La funzione era stata lanciata in beta verso la fine del 2025, ed era già piuttosto interessante per chi condivide file su più dispositivi. Ora però Google ha annunciato tramite il proprio blog Workspace che il rilevamento dei ransomware e il ripristino dei file stanno arrivando a tutti, portando un livello di sicurezza decisamente più alto su Google Drive. E non si tratta di un semplice passaggio dalla beta alla versione pubblica: la nuova implementazione, potenziata dall’intelligenza artificiale, è in grado di riconoscere un numero di infezioni 14 volte superiore rispetto alla fase di test.
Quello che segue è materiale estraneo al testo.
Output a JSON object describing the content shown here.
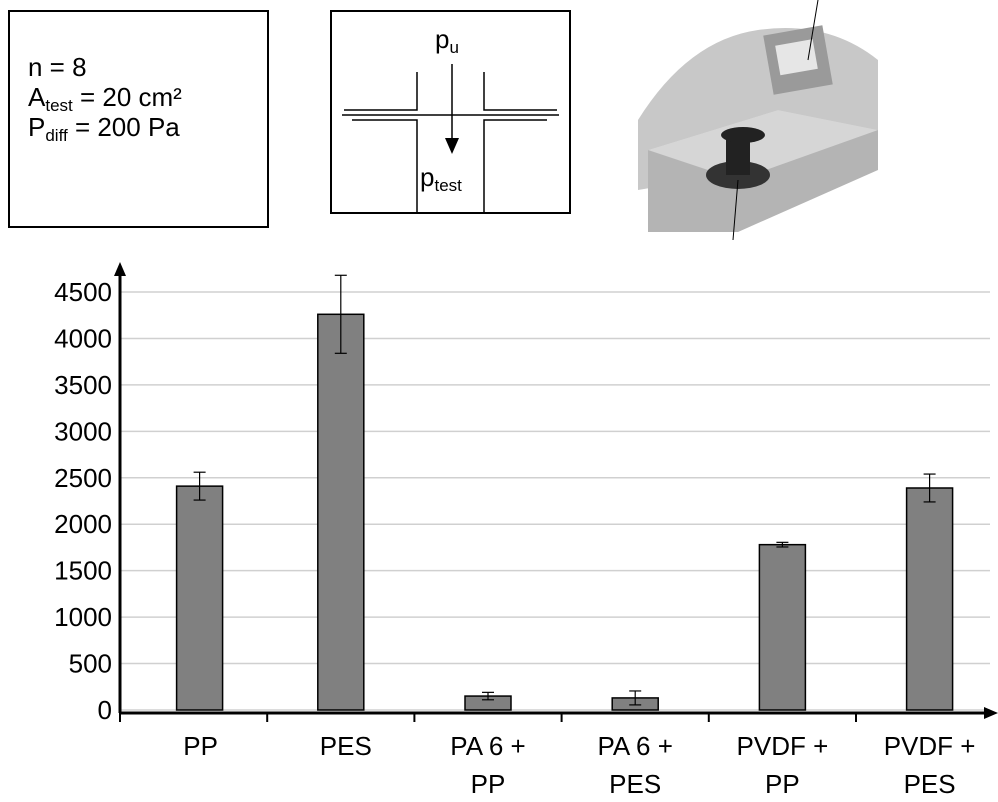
{
  "info_box": {
    "lines": [
      {
        "main": "n = 8"
      },
      {
        "main": "A",
        "sub": "test",
        "rest": " = 20 cm²"
      },
      {
        "main": "P",
        "sub": "diff",
        "rest": " = 200 Pa"
      }
    ]
  },
  "diagram": {
    "top": {
      "main": "p",
      "sub": "u"
    },
    "bottom": {
      "main": "p",
      "sub": "test"
    }
  },
  "chart_data": {
    "type": "bar",
    "categories": [
      "PP",
      "PES",
      "PA 6 + PP",
      "PA 6 + PES",
      "PVDF + PP",
      "PVDF + PES"
    ],
    "values": [
      2410,
      4260,
      150,
      130,
      1780,
      2390
    ],
    "errors": [
      150,
      420,
      40,
      75,
      25,
      150
    ],
    "color": "#808080",
    "ylim": [
      0,
      4500
    ],
    "yticks": [
      0,
      500,
      1000,
      1500,
      2000,
      2500,
      3000,
      3500,
      4000,
      4500
    ],
    "grid": true
  }
}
Come funziona la nuova protezione di Google Drive
Il meccanismo è piuttosto semplice, e proprio per questo efficace. Quando viene rilevata la presenza di un ransomware, Google Drive mette automaticamente in pausa la sincronizzazione dei file. Questo serve a impedire che il file infetto si diffonda sugli altri dispositivi collegati. A quel punto l’utente riceve una notifica chiara e ben visibile, mentre eventuali email di avviso vengono inviate anche agli altri utenti connessi, se necessario. L’avviso è piuttosto evidente, quindi è davvero difficile non notarlo.
Per chi utilizza Google Drive all’interno di un’organizzazione, questa funzione può fare una differenza enorme. Oltre al blocco della sincronizzazione e alle notifiche, la piattaforma è ora in grado di ripristinare i file a una versione precedente, eliminando così il rischio di infezione e permettendo di recuperare i propri dati dopo un attacco ransomware. Uno scenario che fino a poco tempo fa richiedeva interventi manuali complessi, e che adesso viene gestito in modo molto più lineare.
Attivazione e impostazioni disponibili
Google ha fatto sapere che queste protezioni saranno attive di default per tutti. L’unico requisito è avere installata la versione 114 o successiva di Google Drive. Per chi preferisce gestire tutto in autonomia, resta comunque la possibilità di disattivare le funzionalità dal menu Impostazioni. Fra le opzioni disponibili c’è anche la possibilità di regolare il livello di rilevamento, in modo da adattare la protezione al proprio flusso di lavoro. Una scelta intelligente, che lascia il controllo nelle mani di chi utilizza il servizio ogni giorno senza imporre restrizioni rigide.